Se méfier des jours de pluie, quand le sol devient sombre, et pourtant brillant aux endroits où l’eau s’accumule pour former des flaques. Plaindre les silhouettes courbées qui affrontent les rafales de vent et les planches glissantes en espérant que leur témérité ne leur vaudra pas une fracture ou une luxation.
Remarquer tout de même que Perrault a jeté des pins et des bouleaux dans le quadrilatère encadré par les tours. On dit d’ailleurs qu’il avait séduit le vieux président en lui parlant du jardin, un cloître dont les chercheurs pourraient jouir pour tranquilliser leur âme, tant et si bien qu’aucun des deux ne s’est soucié un seul instant du funeste destin des livres installés en hauteur, là où ils souffriraient de la chaleur et de la lumière (il a fallu en hâte ajouter des panneaux de bois devant les fenêtres et installer partout de l’air conditionné, ce qui contribue à assécher le budget des autres bibliothèques).
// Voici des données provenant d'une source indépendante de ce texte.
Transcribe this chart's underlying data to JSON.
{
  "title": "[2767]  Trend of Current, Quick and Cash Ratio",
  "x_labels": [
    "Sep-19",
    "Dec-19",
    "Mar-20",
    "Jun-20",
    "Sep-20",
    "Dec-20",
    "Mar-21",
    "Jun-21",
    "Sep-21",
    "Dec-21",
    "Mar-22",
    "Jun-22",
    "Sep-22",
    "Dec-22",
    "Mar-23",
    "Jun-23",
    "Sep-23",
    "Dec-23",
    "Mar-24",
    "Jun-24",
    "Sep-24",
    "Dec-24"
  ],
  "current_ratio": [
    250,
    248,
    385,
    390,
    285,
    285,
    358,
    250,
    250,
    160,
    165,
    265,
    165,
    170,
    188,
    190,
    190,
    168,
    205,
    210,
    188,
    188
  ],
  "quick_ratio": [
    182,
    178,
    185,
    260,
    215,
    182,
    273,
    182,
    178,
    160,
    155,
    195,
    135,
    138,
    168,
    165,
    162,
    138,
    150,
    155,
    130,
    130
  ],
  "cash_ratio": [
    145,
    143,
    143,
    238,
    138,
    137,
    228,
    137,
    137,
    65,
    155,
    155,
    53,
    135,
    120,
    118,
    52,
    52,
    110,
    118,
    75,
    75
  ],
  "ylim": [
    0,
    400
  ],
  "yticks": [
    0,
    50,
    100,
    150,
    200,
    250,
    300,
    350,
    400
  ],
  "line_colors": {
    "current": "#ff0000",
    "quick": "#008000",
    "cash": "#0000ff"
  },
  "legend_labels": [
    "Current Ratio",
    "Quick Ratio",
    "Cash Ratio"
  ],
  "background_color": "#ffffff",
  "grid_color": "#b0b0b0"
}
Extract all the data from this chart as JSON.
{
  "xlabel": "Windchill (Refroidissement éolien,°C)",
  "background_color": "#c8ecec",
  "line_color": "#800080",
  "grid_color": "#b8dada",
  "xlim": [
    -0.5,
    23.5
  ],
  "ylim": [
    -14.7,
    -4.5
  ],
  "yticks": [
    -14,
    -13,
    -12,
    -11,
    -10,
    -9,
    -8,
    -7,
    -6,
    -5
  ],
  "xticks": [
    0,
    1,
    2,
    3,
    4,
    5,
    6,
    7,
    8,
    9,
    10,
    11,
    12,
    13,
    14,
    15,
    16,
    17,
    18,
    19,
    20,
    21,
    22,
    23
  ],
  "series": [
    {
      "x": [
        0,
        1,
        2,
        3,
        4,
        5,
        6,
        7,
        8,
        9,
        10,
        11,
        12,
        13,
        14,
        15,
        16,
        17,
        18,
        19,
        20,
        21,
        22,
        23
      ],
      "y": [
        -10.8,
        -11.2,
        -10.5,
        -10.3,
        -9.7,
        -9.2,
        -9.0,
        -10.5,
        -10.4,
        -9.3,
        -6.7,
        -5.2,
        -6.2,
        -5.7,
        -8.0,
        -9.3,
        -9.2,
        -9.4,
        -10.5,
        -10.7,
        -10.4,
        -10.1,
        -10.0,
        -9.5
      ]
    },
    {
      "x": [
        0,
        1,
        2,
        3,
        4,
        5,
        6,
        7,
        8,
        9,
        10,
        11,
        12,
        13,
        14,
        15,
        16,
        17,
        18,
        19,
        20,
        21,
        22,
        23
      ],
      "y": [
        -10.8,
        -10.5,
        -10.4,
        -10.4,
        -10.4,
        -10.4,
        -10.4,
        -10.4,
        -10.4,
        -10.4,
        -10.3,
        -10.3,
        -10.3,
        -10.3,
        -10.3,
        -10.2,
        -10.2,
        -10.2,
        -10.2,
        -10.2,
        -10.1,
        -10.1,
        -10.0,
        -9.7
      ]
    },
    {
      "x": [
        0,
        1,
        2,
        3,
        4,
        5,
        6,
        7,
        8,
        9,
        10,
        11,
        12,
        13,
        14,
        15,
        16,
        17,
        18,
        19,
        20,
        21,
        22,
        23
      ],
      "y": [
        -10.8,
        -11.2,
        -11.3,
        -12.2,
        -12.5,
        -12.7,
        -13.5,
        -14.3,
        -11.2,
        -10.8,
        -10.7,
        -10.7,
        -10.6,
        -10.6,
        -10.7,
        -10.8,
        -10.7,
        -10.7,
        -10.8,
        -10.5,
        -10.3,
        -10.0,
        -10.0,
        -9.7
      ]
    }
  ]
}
Les arbres sont au fond d’une fosse et seules leurs cimes affleurent sur le parvis dédié au tout venant des lecteurs
Admirer pourtant les façades vitrées des quatre tours, miroirs qui reflètent le passage des nuages, qui renvoient l’éclat du soleil, s’illuminent ou noircissent selon les heures. Peut-être, les arbres et les nuages sont-ils là pour consoler ceux que rebute cet univers géométrique ou parce que dans l’âme tourmentée de l’architecte, l’austérité et le vide sont là pour donner toute son importance à la lumière.
Avancer avec précaution sur la descente raide et annuler ainsi une partie de la pente qui vient d’être gravie par les escaliers. Trop dangereux dès qu’il pleut, le tapis roulant n’a jamais roulé.
Se faire contrôler sous le portique (« ouvrez voir votre sacoche ! »). Au vestiaire, troquer la sacoche contre une petite mallette transparente et incommode.
Prendre ensuite l’immense escalator qui s’enfonce entre de hauts murs sans ouverture jusqu’aux salles des chercheurs enfouies au Rez-de-jardin. Comme il n’y a souvent qu’une personne à la fois pendant la descente, s’enfoncer seul vers les ténèbres dans un silence rompu seulement par le cliquetis de l’escalator. Arrivé au petit palier qu’on prenait pour le terme, s’apercevoir que l’escalier fait un coude vers la droite et qu’il reste autant à parcourir. Laisser le gigantisme de l’espace perdu confirmer la solennité des lieux. Croiser quelquefois un chercheur qui remonte à contre-courant par la rampe d’en face, perdu dans ses pensées.
Observer la résille métallique qui dissimule tout là-haut les couloirs où sont rangés les livres, pour que rien de fonctionnel ne trouble l’ordonnance des lignes.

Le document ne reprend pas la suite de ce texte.